Doubly Robust Machine Learning for Population Size Estimation with Missing Covariates: Application to Gaza Conflict Mortality
Mateo Dulce Rubio, Edward H. Kennedy, Nicholas P. Jewell
TL;DR
The paper addresses population size estimation under missing covariates in capture-recapture settings by combining a Missing at Random (MAR) mechanism with a no highest-order interaction (NHOI) identification strategy. It develops nonparametric, doubly robust one-step estimators grounded in the efficient influence function, enabling valid inference with flexible machine learning for nuisance components. Simulations show substantial gains over naive imputation and plug-in methods, with finite-sample accuracy preserved under substantial missingness; the Gaza mortality analysis demonstrates the approach yields a lower, yet precise, estimate of deaths and indicates undercount relative to official statistics by about 26%. Overall, the work provides principled tools for robust population-size estimation in conflict settings and other hard-to-reach populations, extending capture-recapture methodology to handle incomplete covariates while maintaining finite-sample guarantees.
Abstract
Population size estimation from capture-recapture data is central for studying hard-to-reach populations, incorporating auxiliary covariates to account for heterogeneous capture probabilities and recapture dependencies. However, missing attributes pose a critical methodological challenge due to reluctance to share sensitive information, data collection limitations, and imperfect record linkage. Existing approaches either ignore missingness or rely on a priori imputation, potentially introducing substantial bias.

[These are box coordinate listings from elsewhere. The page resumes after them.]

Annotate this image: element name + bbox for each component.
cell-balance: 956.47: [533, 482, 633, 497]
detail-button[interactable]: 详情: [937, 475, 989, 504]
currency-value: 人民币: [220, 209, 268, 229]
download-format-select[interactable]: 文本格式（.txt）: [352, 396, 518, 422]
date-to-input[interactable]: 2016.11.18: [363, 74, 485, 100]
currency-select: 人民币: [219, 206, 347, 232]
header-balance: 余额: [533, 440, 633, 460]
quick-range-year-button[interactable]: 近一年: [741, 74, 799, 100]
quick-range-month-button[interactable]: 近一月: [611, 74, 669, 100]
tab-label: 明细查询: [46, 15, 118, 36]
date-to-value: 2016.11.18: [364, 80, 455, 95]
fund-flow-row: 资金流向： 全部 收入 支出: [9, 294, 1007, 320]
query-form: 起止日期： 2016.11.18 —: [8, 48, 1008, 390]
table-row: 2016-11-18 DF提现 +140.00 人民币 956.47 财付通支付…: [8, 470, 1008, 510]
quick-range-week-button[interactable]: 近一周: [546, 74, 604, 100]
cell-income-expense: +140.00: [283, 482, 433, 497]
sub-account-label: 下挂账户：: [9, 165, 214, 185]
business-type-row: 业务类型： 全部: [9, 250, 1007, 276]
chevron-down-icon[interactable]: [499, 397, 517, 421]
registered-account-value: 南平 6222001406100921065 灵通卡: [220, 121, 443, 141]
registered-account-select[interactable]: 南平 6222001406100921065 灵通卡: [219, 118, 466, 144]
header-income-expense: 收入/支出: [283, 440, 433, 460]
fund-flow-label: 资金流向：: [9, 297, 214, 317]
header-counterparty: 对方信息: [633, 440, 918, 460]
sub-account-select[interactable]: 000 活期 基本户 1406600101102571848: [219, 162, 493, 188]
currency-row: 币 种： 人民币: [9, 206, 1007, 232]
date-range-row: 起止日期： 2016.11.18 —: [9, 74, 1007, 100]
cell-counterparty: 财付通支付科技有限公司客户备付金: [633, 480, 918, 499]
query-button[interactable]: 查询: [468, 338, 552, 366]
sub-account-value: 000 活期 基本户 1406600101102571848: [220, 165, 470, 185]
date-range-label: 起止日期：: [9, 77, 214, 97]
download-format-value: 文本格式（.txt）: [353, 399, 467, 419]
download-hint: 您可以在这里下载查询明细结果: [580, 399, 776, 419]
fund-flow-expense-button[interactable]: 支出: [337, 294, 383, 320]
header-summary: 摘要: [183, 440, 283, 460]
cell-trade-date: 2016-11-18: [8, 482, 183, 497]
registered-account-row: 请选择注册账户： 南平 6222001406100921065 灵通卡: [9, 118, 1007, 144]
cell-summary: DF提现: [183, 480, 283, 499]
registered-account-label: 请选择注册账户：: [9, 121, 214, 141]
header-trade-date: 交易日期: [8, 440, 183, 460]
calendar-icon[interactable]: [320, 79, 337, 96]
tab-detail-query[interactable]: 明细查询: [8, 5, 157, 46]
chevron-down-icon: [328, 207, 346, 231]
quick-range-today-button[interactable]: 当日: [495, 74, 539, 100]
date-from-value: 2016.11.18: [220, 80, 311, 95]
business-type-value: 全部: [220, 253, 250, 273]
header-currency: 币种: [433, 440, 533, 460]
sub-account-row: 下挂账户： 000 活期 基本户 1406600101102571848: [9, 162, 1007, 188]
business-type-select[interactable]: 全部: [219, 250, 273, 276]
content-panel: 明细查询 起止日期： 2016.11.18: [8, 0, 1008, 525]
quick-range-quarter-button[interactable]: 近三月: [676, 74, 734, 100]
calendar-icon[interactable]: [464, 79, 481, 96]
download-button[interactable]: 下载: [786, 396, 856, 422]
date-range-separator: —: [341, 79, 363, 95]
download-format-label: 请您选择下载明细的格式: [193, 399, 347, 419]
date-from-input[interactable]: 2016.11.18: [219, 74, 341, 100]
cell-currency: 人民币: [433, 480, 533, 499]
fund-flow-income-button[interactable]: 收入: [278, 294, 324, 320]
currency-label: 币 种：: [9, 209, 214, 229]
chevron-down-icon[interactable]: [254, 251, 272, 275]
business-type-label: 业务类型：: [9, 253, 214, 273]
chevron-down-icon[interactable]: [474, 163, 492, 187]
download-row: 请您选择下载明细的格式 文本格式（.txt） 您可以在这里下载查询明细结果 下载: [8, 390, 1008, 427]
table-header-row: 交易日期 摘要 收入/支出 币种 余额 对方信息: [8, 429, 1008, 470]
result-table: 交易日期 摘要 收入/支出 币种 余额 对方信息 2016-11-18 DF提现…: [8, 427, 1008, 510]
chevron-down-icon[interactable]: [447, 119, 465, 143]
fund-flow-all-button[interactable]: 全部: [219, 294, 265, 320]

In this work, we develop a novel nonparametric estimation framework using a Missing at Random assumption to identify capture probabilities under missing covariates. Using semiparametric efficiency theory, we construct one-step estimators that combine efficiency, robustness, and finite-sample validity: they approximately achieve the nonparametric efficiency bound, accommodate flexible machine learning methods through a doubly robust structure, and provide approximately valid inference for any sample size. Simulations demonstrate substantial improvements over naive imputation approaches, with our doubly robust ML estimators maintaining valid inference even at high missingness rates where competing methods fail. We apply our methodology to re-estimate mortality in the Gaza Strip from October 7, 2023, to June 30, 2024, using three-list capture-recapture data with missing demographic information. Our approach yields more conservative yet precise estimates compared to previous methods, indicating the true death toll exceeds official statistics by approximately 26%. Our framework provides practitioners with principled tools for handling incomplete data in conflict settings and other applications with hard-to-reach populations.